What if my course usually uses Qualtrics and not SET to be evaluated?
For any course to be excluded from OLEs, you must have discussed this with your Academic Head and received approval from the Academic Quality Office.
For courses excluded from OLEs, staff can use an OLE template for setting up a Qualtrics survey to include the same questions, with the option to add their own questions. For setting up a Qualtrics survey to evaluate your course, please see the guide on the Qualtrics page.
Other ways to collect feedback
Formative, in-course feedback is particularly important in the transition to the online environment. Quick surveys can be used to gather this feedback allowing teachers to identify and correct any issues students have with the course or teaching in a timely manner.
Questions should be simple and may be open-ended. Quick surveys or questionnaires can be done in a variety of ways:
- A short online survey with your own questions (could be done as a Canvas Quiz, in Qualtrics, or using another online survey or feedback platform)
- A minute paper (for teaching), eg what helped you to learn in this class and what didn't?
- Traffic lights, eg I don't understand; I need help; I get it/do less of this; this is working OK; do more of this
How do I create a survey to get feedback on my teaching?
The Qualtrics survey tool is available to all staff who wish to collect formative and/or summative feedback on their teaching this semester or quarter. There are a number of teaching and course evaluation templates available in the University of Auckland Qualtrics Library that you may use and modify. For instructions and further information, please see the guide on the Qualtrics page.

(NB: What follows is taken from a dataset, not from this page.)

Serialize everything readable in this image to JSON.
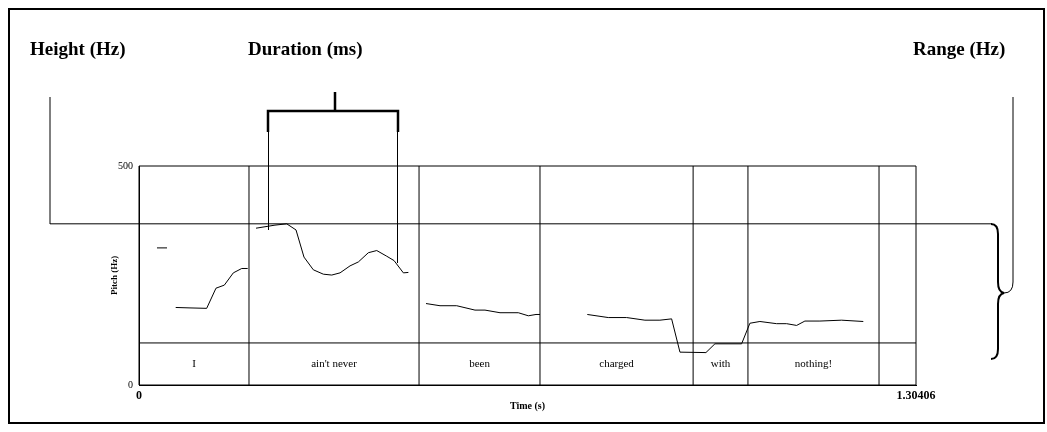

Examples of formative feedback mechanisms
The Faculty of Business and Economics uses a '5-point fast forward feedback' and a '12-point fast forward feedback' questionnaire for teachers to gather feedback on their teaching. These can be found in the Qualtrics library.
Five-item fast feedback:
- Do more of this...
- Do less of this...
- Start this...
- Stop this....
- If you have any other suggestions, please write them here...
Twelve-item fast feedback:
Use the grading scale below to evaluate the course
1 - strongly disagree; 2 - disagree; 3 - neutral; 4 - agree; 5 - strongly agree
1. The course teaches you what you need to know
2. You know what you have to do on the course
3. This course is well-organised
4. The course is too hard/fast
5. The course is too easy/slow
6. This course is engaging and interesting
7, 8, 9. If you could change three things about the course they would be:
Use the grading scale below to evaluate your performance.
0-20%; 21-40%; 41-60%; 61-80%; 81-100%
10. Approximately how many of the taught sessions offered have you attended?
11. Approximately how much of the set reading and out-of-class work have you done?
12. How could you improve your performance on the course?
Templates for these fast feedback questionnaires are available in the University of Auckland Qualtrics Library.
This is another mechanism that you can use to get feedback on your teaching and some faculties have established processes for organising peer review of teaching. The University of Auckland has created resources on peer review of teaching, including templates, observation forms, and guidance on procedure. These resources are on the CLeaR website.